From what I’ve understood of this - it’s transpiling the x86 code to ARM on the fly. I honestly would have thought it wasn’t possible but hearing that they’re doing it - it will be a monumental effort, but very feasible. The best part is that once they’ve gotten CRT and cdecl instructions working - actual application support won’t be far behind. The biggest challenge will likely be inserting memory barriers correctly - a spinlock implemented in x86 assembly is highly unlikely to work correctly without a lot of effort to recognize and transpile that specific structure as a whole.
I thought FAT binaries don’t work like that - they included multiple instruction sets with a header pointing to the sections (68k, PPC, and x86)
Rosetta to the best of my understanding did something similar - but relied on some custom microcode support that isn’t rooted in ARM instructions. Do you have a link that explains a bit more in depth on how they did that?
Fat binaries contain both ARM and x86 code, but I was referring to Rosetta, which is used for x86-only binaries.
Rosetta does translation of x86 to ARM, both AOT and JIT. It does translate to normal ARM code, the only dependency on a Apple-specific custom ARM extension is that the M-series processors have a special mode that implements x86-like strong memory ordering. This means Rosetta does not have to figure out where to place memory barriers, this allows for much better performance.
So when running translated code Apple Silicon is basically an ARM CPU with an x86 memory model.
Not necessarily a bad thing if they can make the prices lower, if most people end up buying cheaper but adequate hardware developers will have an incentive to make their games work with that hardware. We have seen what games with NVidia partnerships ended up with in terms of bugs with ATI GPUs but aren’t those problems less severe now?
Definitely not a bad thing, I’d love more competition in the mid-range because so far AMD GPUs recently have basically been slightly worse than Nvidia at slightly lower prices. I still think GPUs like the 4060 are way too expensive, so if AMD actually undercuts them it could be nice for everyone.

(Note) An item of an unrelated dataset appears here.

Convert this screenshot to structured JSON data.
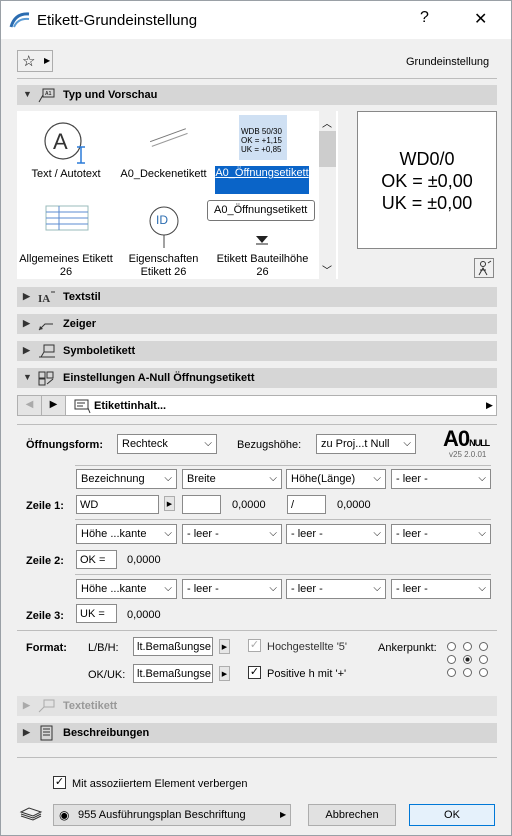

God that makes me feel old. Yeah, Garry’s Mod is literally named that because it’s his mod. He started making it as a teen, released it for free for a long time, and then leveraged it into a job and company (FacePunch, they also made Rust a lot later).

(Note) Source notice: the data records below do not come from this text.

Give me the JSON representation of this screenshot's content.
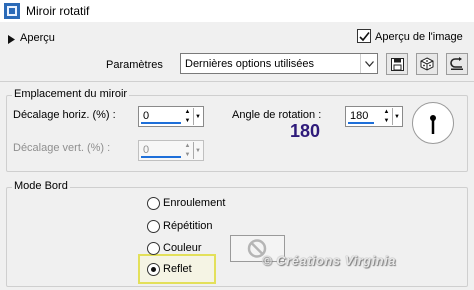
{
  "window": {
    "title": "Miroir rotatif"
  },
  "header": {
    "preview_label": "Aperçu",
    "preview_image_label": "Aperçu de l'image",
    "preview_image_checked": true
  },
  "settings": {
    "label": "Paramètres",
    "selected": "Dernières options utilisées"
  },
  "mirror_location": {
    "title": "Emplacement du miroir",
    "horiz_label": "Décalage horiz. (%) :",
    "horiz_value": "0",
    "vert_label": "Décalage vert. (%) :",
    "vert_value": "0",
    "angle_label": "Angle de rotation :",
    "angle_value": "180",
    "angle_display": "180"
  },
  "edge_mode": {
    "title": "Mode Bord",
    "options": [
      {
        "label": "Enroulement",
        "selected": false
      },
      {
        "label": "Répétition",
        "selected": false
      },
      {
        "label": "Couleur",
        "selected": false
      },
      {
        "label": "Reflet",
        "selected": true
      }
    ]
  },
  "watermark": "© Créations Virginia",
  "colors": {
    "highlight": "#e3e05a",
    "accent": "#1e6fd9",
    "angle_text": "#2e1a7a"
  }
}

I think Garry’s Mod 10 was the first paid release, and he and his team have just been updating the paid version since.
The game’s official site used to just be his blog, and I believe he still posts semi-regularly about game development, running a company, and life stuff. Always seemed to be a real stand up guy.
There will be a single digit number of games for it and all of them will require subscriptions to play and half of them will be canceled +/- 2 months from launch and then impossible to play because the servers are shut down.
How many PS5 Pros will be sold at retail, taken out of the package, hooked up to a TV, and never play a game that you could play on a normal PS5 or even a PS4?